Neem schoonmaakwerk, zegt Nijhuis. „Dat is allang niet meer zo simpel als het lijkt. Je moet kunnen werken met verschillende middelen en machines en dat in een hoog tempo. Maar mensen met een beperking zijn absoluut niet in staat om in 2 minuut 15 een kantoorruimte te doen.”

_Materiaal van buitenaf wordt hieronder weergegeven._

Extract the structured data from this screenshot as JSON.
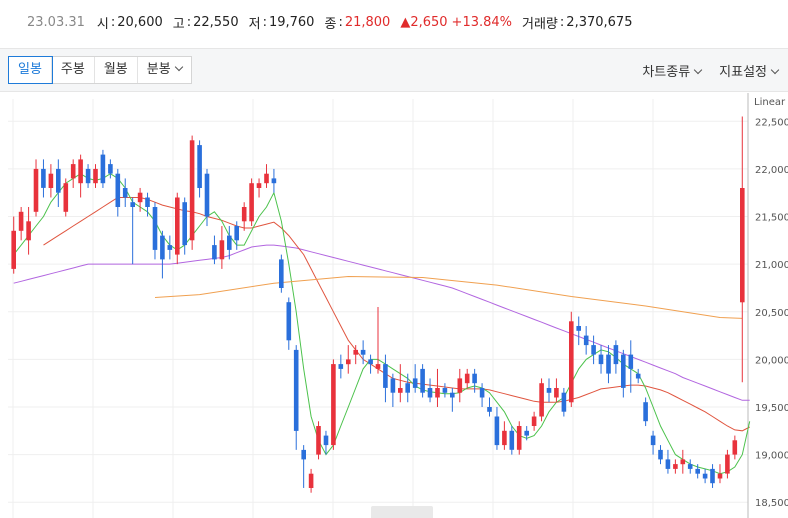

Opknippen dus al die functies, stelt de hoogleraar, die in 2008 lid was van een commissie die zich in opdracht van het vorige kabinet boog over de Wet sociale werkvoorziening (WSW). „In een moeilijk deel en een makkelijk deel. Met wat begeleiding kunnen veel werknemers die nu nog in een sociale werkplaats functioneren dit dan prima aan.”
Boemerang
Die begeleiding kan volgens Nijhuis ook het beste door sociale werkvoorziening worden geboden. „Daar zit de expertise. Bovendien lopen er nu zo’n vijftig proefprojecten om te kijken hoe de weg vanuit de sociale werkvoorziening naar werkgevers verbeterd kan worden. Het had wijs geweest wanneer Rutte daarvan de vruchten had afgewacht in plaats van nu te roepen: we gaan korten en dan bereiken we vanzelf ons doel. Zijn beleid getuigt van onzorgvuldigheid en onnadenkendheid en het brengt de mensen die het al lastig hebben in het leven nog verder in de problemen.”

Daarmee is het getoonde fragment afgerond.